指數模數運算是RSA加解密系統中唯一的運算，而透過重覆的乘法模數運算，就可以達到指數模數運算的結果。而蒙哥馬利乘法模數演算法(Montgomery's Algorithm)是目前公認最適合應用在RSA加解密中的乘法模數演算法，為了改善RSA加解密系統的執行速度，有很多論文都提出方法來改善蒙哥馬利演算法及其架構，本論文也針對蒙哥馬利模數乘法器之效能及功率消耗進行改善。

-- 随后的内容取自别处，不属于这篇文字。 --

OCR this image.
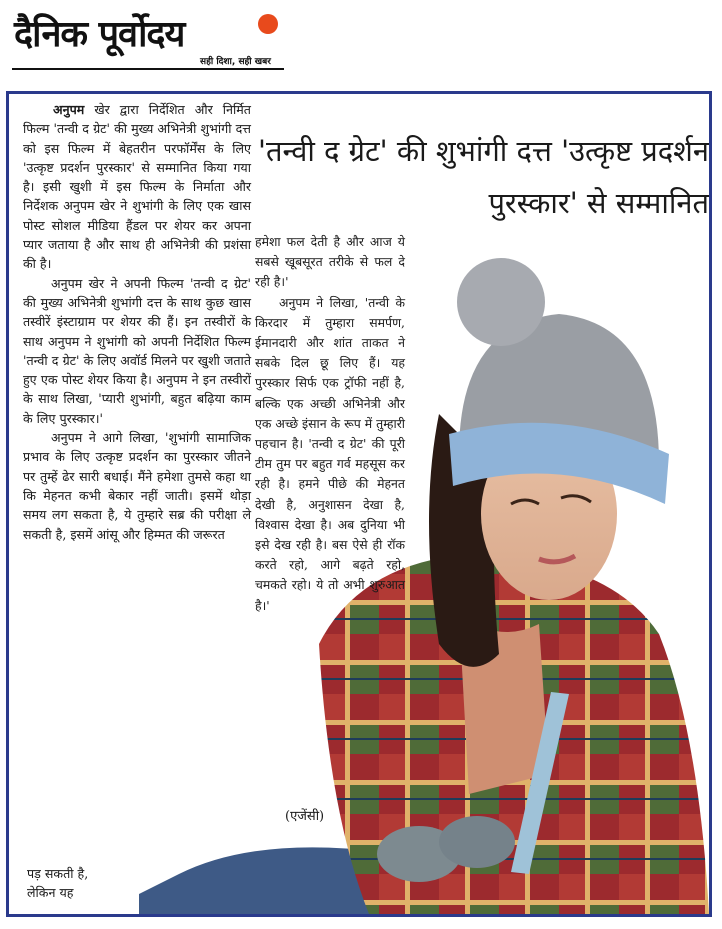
दैनिक पूर्वोदय
सही दिशा, सही खबर
'तन्वी द ग्रेट' की शुभांगी दत्त 'उत्कृष्ट प्रदर्शन पुरस्कार' से सम्मानित

अनुपम खेर द्वारा निर्देशित और निर्मित फिल्म 'तन्वी द ग्रेट' की मुख्य अभिनेत्री शुभांगी दत्त को इस फिल्म में बेहतरीन परफॉर्मेंस के लिए 'उत्कृष्ट प्रदर्शन पुरस्कार' से सम्मानित किया गया है। इसी खुशी में इस फिल्म के निर्माता और निर्देशक अनुपम खेर ने शुभांगी के लिए एक खास पोस्ट सोशल मीडिया हैंडल पर शेयर कर अपना प्यार जताया है और साथ ही अभिनेत्री की प्रशंसा की है।

अनुपम खेर ने अपनी फिल्म 'तन्वी द ग्रेट' की मुख्य अभिनेत्री शुभांगी दत्त के साथ कुछ खास तस्वीरें इंस्टाग्राम पर शेयर की हैं। इन तस्वीरों के साथ अनुपम ने शुभांगी को अपनी निर्देशित फिल्म 'तन्वी द ग्रेट' के लिए अवॉर्ड मिलने पर खुशी जताते हुए एक पोस्ट शेयर किया है। अनुपम ने इन तस्वीरों के साथ लिखा, 'प्यारी शुभांगी, बहुत बढ़िया काम के लिए पुरस्कार।'

अनुपम ने आगे लिखा, 'शुभांगी सामाजिक प्रभाव के लिए उत्कृष्ट प्रदर्शन का पुरस्कार जीतने पर तुम्हें ढेर सारी बधाई। मैंने हमेशा तुमसे कहा था कि मेहनत कभी बेकार नहीं जाती। इसमें थोड़ा समय लग सकता है, ये तुम्हारे सब्र की परीक्षा ले सकती है, इसमें आंसू और हिम्मत की जरूरत

पड़ सकती है,
लेकिन यह

हमेशा फल देती है और आज ये सबसे खूबसूरत तरीके से फल दे रही है।'

अनुपम ने लिखा, 'तन्वी के किरदार में तुम्हारा समर्पण, ईमानदारी और शांत ताकत ने सबके दिल छू लिए हैं। यह पुरस्कार सिर्फ एक ट्रॉफी नहीं है, बल्कि एक अच्छी अभिनेत्री और एक अच्छे इंसान के रूप में तुम्हारी पहचान है। 'तन्वी द ग्रेट' की पूरी टीम तुम पर बहुत गर्व महसूस कर रही है। हमने पीछे की मेहनत देखी है, अनुशासन देखा है, विश्वास देखा है। अब दुनिया भी इसे देख रही है। बस ऐसे ही रॉक करते रहो, आगे बढ़ते रहो, चमकते रहो। ये तो अभी शुरुआत है।'

(एजेंसी)
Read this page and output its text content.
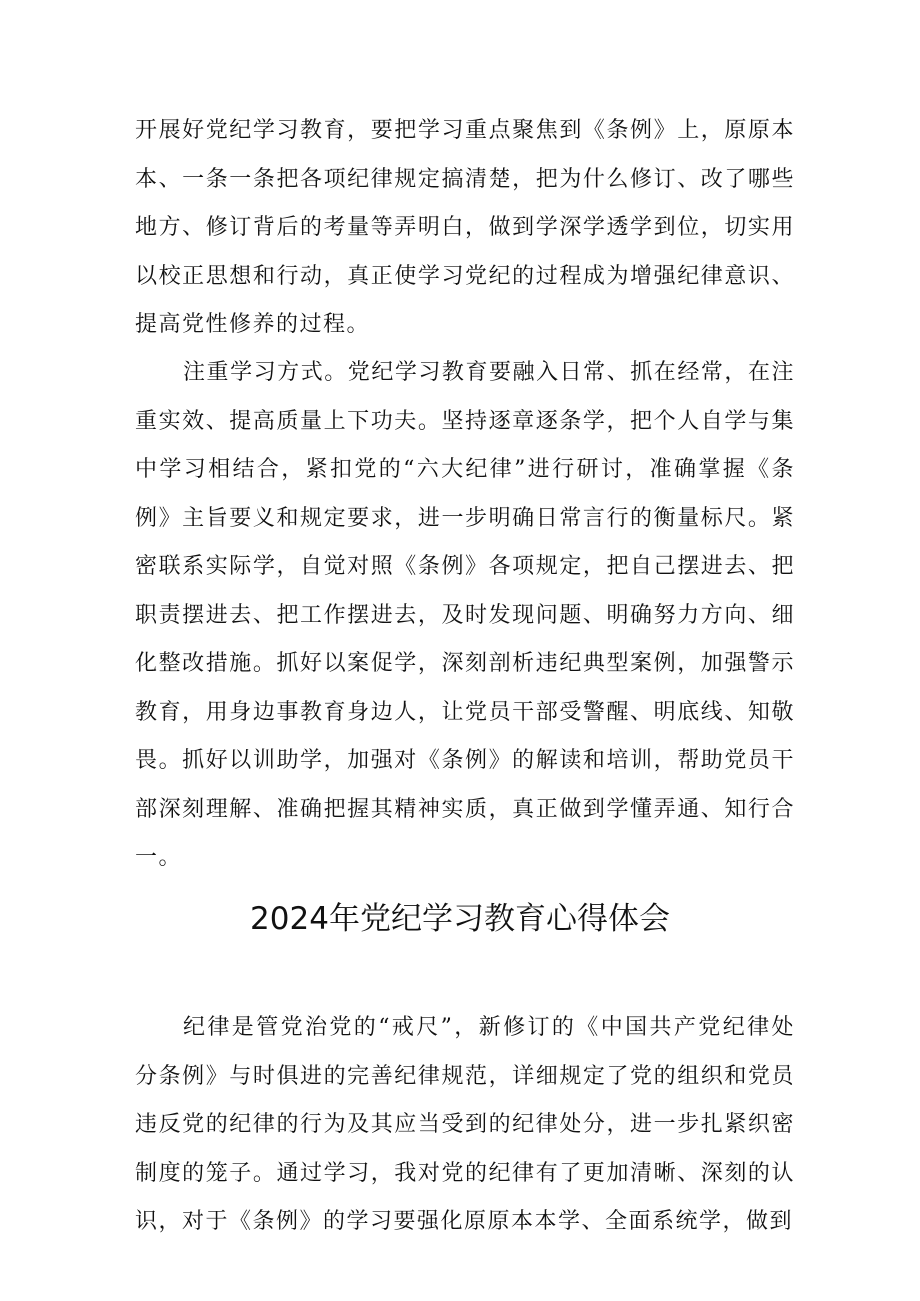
开展好党纪学习教育，要把学习重点聚焦到《条例》上，原原本本、一条一条把各项纪律规定搞清楚，把为什么修订、改了哪些地方、修订背后的考量等弄明白，做到学深学透学到位，切实用以校正思想和行动，真正使学习党纪的过程成为增强纪律意识、提高党性修养的过程。

注重学习方式。党纪学习教育要融入日常、抓在经常，在注重实效、提高质量上下功夫。坚持逐章逐条学，把个人自学与集中学习相结合，紧扣党的“六大纪律”进行研讨，准确掌握《条例》主旨要义和规定要求，进一步明确日常言行的衡量标尺。紧密联系实际学，自觉对照《条例》各项规定，把自己摆进去、把职责摆进去、把工作摆进去，及时发现问题、明确努力方向、细化整改措施。抓好以案促学，深刻剖析违纪典型案例，加强警示教育，用身边事教育身边人，让党员干部受警醒、明底线、知敬畏。抓好以训助学，加强对《条例》的解读和培训，帮助党员干部深刻理解、准确把握其精神实质，真正做到学懂弄通、知行合一。

2024年党纪学习教育心得体会

纪律是管党治党的“戒尺”，新修订的《中国共产党纪律处分条例》与时俱进的完善纪律规范，详细规定了党的组织和党员违反党的纪律的行为及其应当受到的纪律处分，进一步扎紧织密制度的笼子。通过学习，我对党的纪律有了更加清晰、深刻的认识，对于《条例》的学习要强化原原本本学、全面系统学，做到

本論文提出改良的蒙哥馬利模數乘法器及RSA加解密系統之架構，此架構只須使用一層進位節省加法器(Carry Save Adder)，大量降低傳統乘法器的延遲時間及面積，再加上本論文提出的低功率位移暫存器，將可有效地降低蒙哥馬利模數乘法器的功率消耗。實驗結果顯示我們提出的RSA加解密系統具有高效能及低功率的特性，未來應用在可攜式電子產品上將有更大的競爭力。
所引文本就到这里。